Chart 9: Household Debt to GDP
In the 1950's U.S.Household debt to GDP was in the mid-20 percent range. It peaked out around 100 percent right before the Global Financial Crisis.
Notably, as with so many of these data series, household debt as a percentage of GDP changes in the mid 70's. It had actually declined from the mid 60’s to the mid 70’s, but took off around 1976-7.
While Chart 9 shows the increasing desperation of the U.S. consumer, it also shows how reliant U.S.economic growth became upon debt growth. This reached a peak in 2008, when a spectacularly leveraged U.S.consumer led to the spectacular Global Financial Crisis.
Chart 10: U.S. Consumer Credit v. GDP
In Chart 10, above, the top pane shows consumer credit (the white line) and U.S. GDP (the yellow line) and in the bottom pane shows the ratio of consumer credit to GDP. It is taking more and more debt to produce the same amount of growth.
Ultimately, this is unsustainable, because at some point the revenue cannot support the debt. This should explain why the Federal Reserve refuses to allow a selloff in the credit markets, which would (at least temporarily) stop the flow of credit to consumers and companies.
If you look at headline consumer price inflation (“CPI”), it has been relatively tame. This is a legerdemain, inflation has been defined away in the U.S. While it is true that not all goods have experienced high inflation, the big ticket items that constitute middle class success and aspiration, have.
To wit: medical, education and housing costs have risen exponentially, while energy and food costs have not.

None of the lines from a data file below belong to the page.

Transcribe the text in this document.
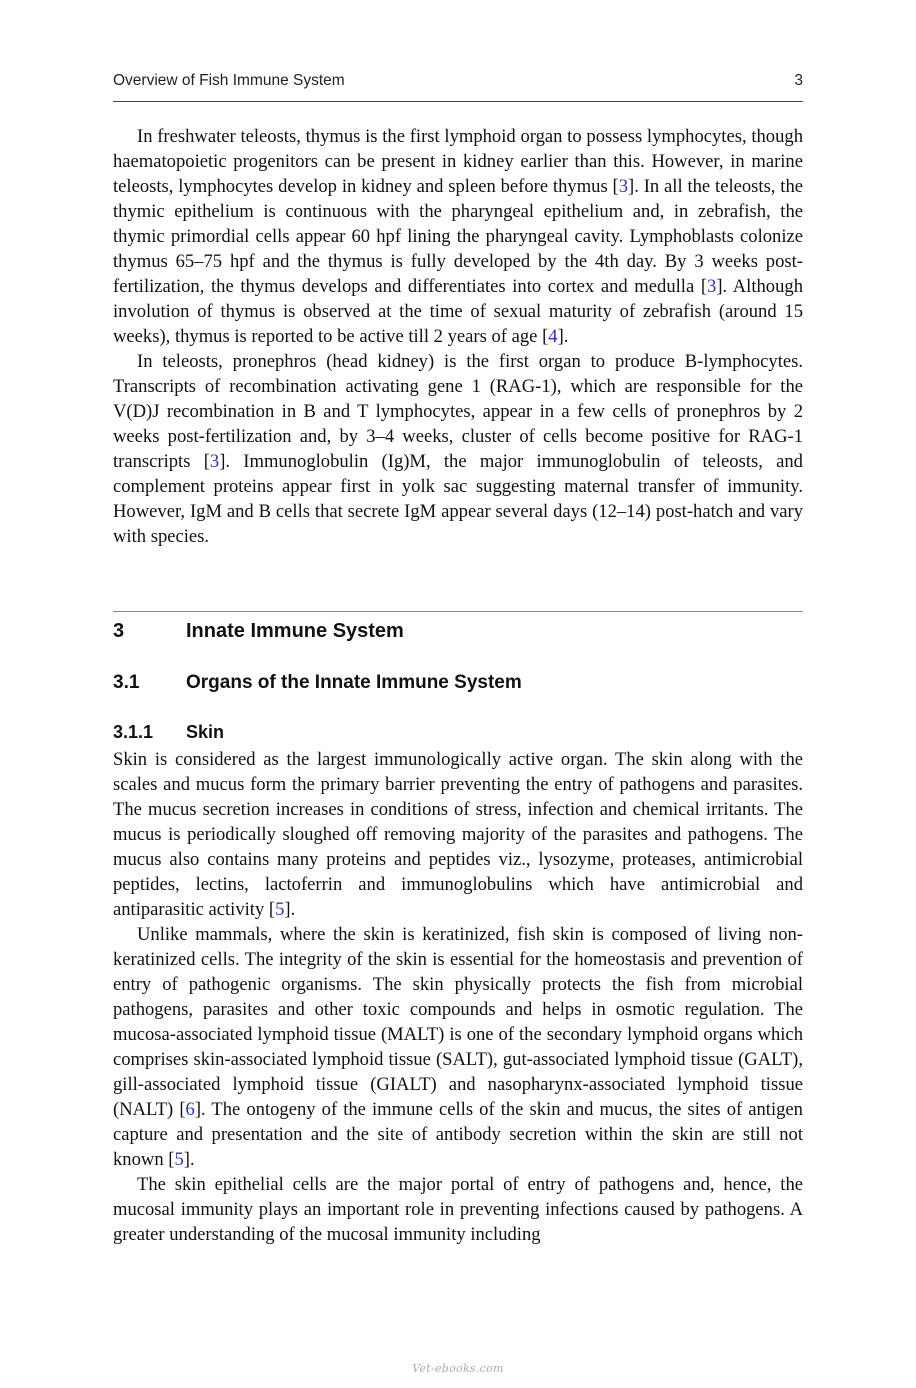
Overview of Fish Immune System	3

In freshwater teleosts, thymus is the first lymphoid organ to possess lymphocytes, though haematopoietic progenitors can be present in kidney earlier than this. However, in marine teleosts, lymphocytes develop in kidney and spleen before thymus [3]. In all the teleosts, the thymic epithelium is continuous with the pharyngeal epithelium and, in zebrafish, the thymic primordial cells appear 60 hpf lining the pharyngeal cavity. Lymphoblasts colonize thymus 65–75 hpf and the thymus is fully developed by the 4th day. By 3 weeks post-fertilization, the thymus develops and differentiates into cortex and medulla [3]. Although involution of thymus is observed at the time of sexual maturity of zebrafish (around 15 weeks), thymus is reported to be active till 2 years of age [4].

In teleosts, pronephros (head kidney) is the first organ to produce B-lymphocytes. Transcripts of recombination activating gene 1 (RAG-1), which are responsible for the V(D)J recombination in B and T lymphocytes, appear in a few cells of pronephros by 2 weeks post-fertilization and, by 3–4 weeks, cluster of cells become positive for RAG-1 transcripts [3]. Immunoglobulin (Ig)M, the major immunoglobulin of teleosts, and complement proteins appear first in yolk sac suggesting maternal transfer of immunity. However, IgM and B cells that secrete IgM appear several days (12–14) post-hatch and vary with species.

3	Innate Immune System
3.1	Organs of the Innate Immune System
3.1.1	Skin

Skin is considered as the largest immunologically active organ. The skin along with the scales and mucus form the primary barrier preventing the entry of pathogens and parasites. The mucus secretion increases in conditions of stress, infection and chemical irritants. The mucus is periodically sloughed off removing majority of the parasites and pathogens. The mucus also contains many proteins and peptides viz., lysozyme, proteases, antimicrobial peptides, lectins, lactoferrin and immunoglobulins which have antimicrobial and antiparasitic activity [5].

Unlike mammals, where the skin is keratinized, fish skin is composed of living non-keratinized cells. The integrity of the skin is essential for the homeostasis and prevention of entry of pathogenic organisms. The skin physically protects the fish from microbial pathogens, parasites and other toxic compounds and helps in osmotic regulation. The mucosa-associated lymphoid tissue (MALT) is one of the secondary lymphoid organs which comprises skin-associated lymphoid tissue (SALT), gut-associated lymphoid tissue (GALT), gill-associated lymphoid tissue (GIALT) and nasopharynx-associated lymphoid tissue (NALT) [6]. The ontogeny of the immune cells of the skin and mucus, the sites of antigen capture and presentation and the site of antibody secretion within the skin are still not known [5].

The skin epithelial cells are the major portal of entry of pathogens and, hence, the mucosal immunity plays an important role in preventing infections caused by pathogens. A greater understanding of the mucosal immunity including

Vet-ebooks.com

An alternative to headline CPI is The Chapwood Index. This index shows inflation rising by about 10 percent per year on average in most of the 50 largest U.S. cities. While some dispute this alternative index, I believe it more accurately reflects the costs of items that most households have to buy, even if it is not perfect.
An example is helpful.
My first year of college, 1988, cost about $8,000 for tuition, room and board. I paid for most of that with my football scholarship, however, typical students (or their parents, more likely) had to pay for it by other means.
The same education now costs $52,000 per year.. That's an annualized inflation rate of 5.84 percent over 33 years.
Over that same time period inflation (as measured by headline CPI) increased by an average of 2.5 percent, less than half the rate of the same college education.
The Federal Reserve
The Federal Reserve has aided and abetted in the destruction of the middle class.
After Paul Volker broke the back of inflation in 1980 every time inflation reappeared, Fed governors have raised interest rates. While this is a macro prudential policy, there is a terrible flaw in it. Roughly half of inflation comes from wages, thus if you suppress inflation, you suppress wage growth.
Chart 11: Federal Reserve Repression of Real Wages
As can be seen in Chart 11, above, hourly wages were $20.27 in 1964 and $22.65 in 2018, an 11.7 percent increase in real terms. This means that over 54 years (almost three generations), real wages barely increased.
At the same time, lower inflation (and the lower interest rates that followed), helped increase financial asset prices.
Thus, by being vigilant on inflation, the Fed capped wage growth and inflated financial assets. This is the number one policy reason for the coup attempt.
In short, working class people have not experienced real wage growth, but the rich have seen their assets explode higher in value.
Because of the distribution of asset ownership, this meant that one percent of the country saw their assets increasing in value and 99 percent of the country slowly had the oxygen sucked out of their finances.
Democracy is a faith-based system. And by the way, so are currencies, and countries, and countless other institutions that we take for granted.
If enough people stop believing in the system, it stops. If you are a blue collar worker and make the same real wage as your grandfather, you probably don’t have much belief in the system.
There are millions of Americans in this very situation right now. Some of them ended up scaling the walls of the Capitol building on January 6, 2021.